We evaluated dynamic and static job-killing policies, pointing out possible savings related to the aggressiveness of both policies. For instance, using medium-aggressive approach, we can kill more than 28% of failed jobs. Through CNN predictions, the proposed dynamic policy kills 40% of jobs in the first 20% of their duration. These effects can be improved by utilizing feedback from users and system administrators and adjusting weights of CNN by supervised learning.

As future work, we would like to improve prediction capabilities of the created solution and focus on Lustre FS. Firstly, we can achieve more accurate analysis of final job states by adding OS logs to the analyzed dataset.
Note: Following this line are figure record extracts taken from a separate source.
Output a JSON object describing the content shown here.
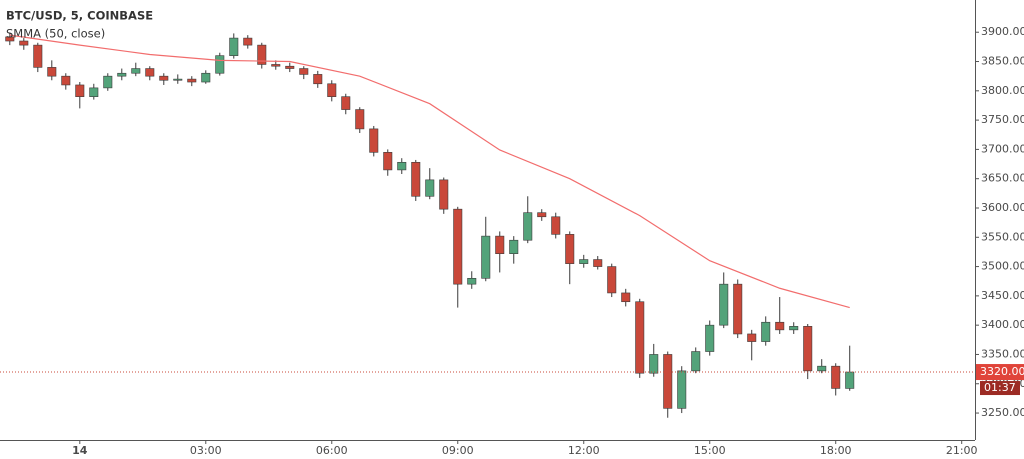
{
  "chart_data": {
    "type": "candlestick",
    "title": "BTC/USD, 5, COINBASE",
    "indicator": {
      "name": "SMMA (50, close)",
      "color": "#f26d6d",
      "x": [
        -100,
        0,
        100,
        200,
        300,
        400,
        500,
        600,
        700,
        800,
        900,
        1000,
        1100
      ],
      "values": [
        3895,
        3878,
        3862,
        3852,
        3850,
        3825,
        3778,
        3699,
        3650,
        3587,
        3510,
        3463,
        3430
      ]
    },
    "up_color": "#53a37a",
    "down_color": "#c9483a",
    "border_color": "#3a3a3a",
    "x": [
      -100,
      -80,
      -60,
      -40,
      -20,
      0,
      20,
      40,
      60,
      80,
      100,
      120,
      140,
      160,
      180,
      200,
      220,
      240,
      260,
      280,
      300,
      320,
      340,
      360,
      380,
      400,
      420,
      440,
      460,
      480,
      500,
      520,
      540,
      560,
      580,
      600,
      620,
      640,
      660,
      680,
      700,
      720,
      740,
      760,
      780,
      800,
      820,
      840,
      860,
      880,
      900,
      920,
      940,
      960,
      980,
      1000,
      1020,
      1040,
      1060,
      1080,
      1100
    ],
    "ohlc": [
      [
        3892,
        3898,
        3878,
        3885
      ],
      [
        3885,
        3890,
        3870,
        3878
      ],
      [
        3878,
        3882,
        3832,
        3840
      ],
      [
        3840,
        3852,
        3818,
        3825
      ],
      [
        3825,
        3830,
        3802,
        3810
      ],
      [
        3810,
        3815,
        3770,
        3790
      ],
      [
        3790,
        3812,
        3785,
        3805
      ],
      [
        3805,
        3830,
        3800,
        3825
      ],
      [
        3825,
        3838,
        3818,
        3830
      ],
      [
        3830,
        3848,
        3825,
        3838
      ],
      [
        3838,
        3842,
        3818,
        3825
      ],
      [
        3825,
        3830,
        3810,
        3818
      ],
      [
        3818,
        3828,
        3812,
        3820
      ],
      [
        3820,
        3825,
        3808,
        3815
      ],
      [
        3815,
        3835,
        3812,
        3830
      ],
      [
        3830,
        3865,
        3826,
        3860
      ],
      [
        3860,
        3898,
        3855,
        3890
      ],
      [
        3890,
        3895,
        3872,
        3878
      ],
      [
        3878,
        3882,
        3838,
        3845
      ],
      [
        3845,
        3852,
        3836,
        3842
      ],
      [
        3842,
        3848,
        3832,
        3838
      ],
      [
        3838,
        3842,
        3820,
        3828
      ],
      [
        3828,
        3834,
        3805,
        3812
      ],
      [
        3812,
        3818,
        3782,
        3790
      ],
      [
        3790,
        3795,
        3760,
        3768
      ],
      [
        3768,
        3772,
        3728,
        3735
      ],
      [
        3735,
        3740,
        3688,
        3695
      ],
      [
        3695,
        3700,
        3655,
        3665
      ],
      [
        3665,
        3685,
        3658,
        3678
      ],
      [
        3678,
        3682,
        3612,
        3620
      ],
      [
        3620,
        3668,
        3615,
        3648
      ],
      [
        3648,
        3652,
        3590,
        3598
      ],
      [
        3598,
        3602,
        3430,
        3470
      ],
      [
        3470,
        3492,
        3462,
        3480
      ],
      [
        3480,
        3585,
        3475,
        3552
      ],
      [
        3552,
        3560,
        3490,
        3522
      ],
      [
        3522,
        3552,
        3505,
        3545
      ],
      [
        3545,
        3620,
        3540,
        3592
      ],
      [
        3592,
        3598,
        3578,
        3585
      ],
      [
        3585,
        3592,
        3548,
        3555
      ],
      [
        3555,
        3560,
        3470,
        3505
      ],
      [
        3505,
        3520,
        3498,
        3512
      ],
      [
        3512,
        3518,
        3495,
        3500
      ],
      [
        3500,
        3505,
        3448,
        3455
      ],
      [
        3455,
        3462,
        3432,
        3440
      ],
      [
        3440,
        3445,
        3310,
        3318
      ],
      [
        3318,
        3368,
        3312,
        3350
      ],
      [
        3350,
        3355,
        3242,
        3258
      ],
      [
        3258,
        3330,
        3250,
        3322
      ],
      [
        3322,
        3362,
        3318,
        3355
      ],
      [
        3355,
        3408,
        3348,
        3400
      ],
      [
        3400,
        3490,
        3395,
        3470
      ],
      [
        3470,
        3478,
        3378,
        3385
      ],
      [
        3385,
        3392,
        3340,
        3372
      ],
      [
        3372,
        3415,
        3365,
        3405
      ],
      [
        3405,
        3448,
        3385,
        3392
      ],
      [
        3392,
        3405,
        3385,
        3398
      ],
      [
        3398,
        3402,
        3308,
        3322
      ],
      [
        3322,
        3342,
        3318,
        3330
      ],
      [
        3330,
        3335,
        3280,
        3292
      ],
      [
        3292,
        3365,
        3288,
        3320
      ]
    ],
    "last_price_label": "3320.00",
    "countdown": "01:37",
    "xlim": [
      -114,
      1279
    ],
    "xticks": [
      {
        "value": 0,
        "label": "14"
      },
      {
        "value": 180,
        "label": "03:00"
      },
      {
        "value": 360,
        "label": "06:00"
      },
      {
        "value": 540,
        "label": "09:00"
      },
      {
        "value": 720,
        "label": "12:00"
      },
      {
        "value": 900,
        "label": "15:00"
      },
      {
        "value": 1080,
        "label": "18:00"
      },
      {
        "value": 1260,
        "label": "21:00"
      }
    ],
    "ylim": [
      3204,
      3955
    ],
    "yticks": [
      {
        "value": 3250,
        "label": "3250.00"
      },
      {
        "value": 3300,
        "label": "3300.00"
      },
      {
        "value": 3350,
        "label": "3350.00"
      },
      {
        "value": 3400,
        "label": "3400.00"
      },
      {
        "value": 3450,
        "label": "3450.00"
      },
      {
        "value": 3500,
        "label": "3500.00"
      },
      {
        "value": 3550,
        "label": "3550.00"
      },
      {
        "value": 3600,
        "label": "3600.00"
      },
      {
        "value": 3650,
        "label": "3650.00"
      },
      {
        "value": 3700,
        "label": "3700.00"
      },
      {
        "value": 3750,
        "label": "3750.00"
      },
      {
        "value": 3800,
        "label": "3800.00"
      },
      {
        "value": 3850,
        "label": "3850.00"
      },
      {
        "value": 3900,
        "label": "3900.00"
      }
    ]
  }
}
Also, this would help to build prediction algorithm of final job states, which is not limited by Slurm job state but uses the utility of a job. For instance, the utility can be measured by analyzing users’ actions after a job finishes, e.g., a user copied output data, re-run the same code with different parameters, changed the code. Therefore, this approach can differentiate jobs with a non-zero return code from these which were run unnecessary and these which can provide any utility to a user, e.g., development progress, part of results. Then, we can consider a more complex model which takes into account step sequence for a job. Also, we would like to consider additional input information such as real-time metrics from the data center, e.g., Lustre I/O, overall system load and IB traffic. Finally, we would like to focus more on the deep learning algorithms for prediction of failures and Root Cause Analysis.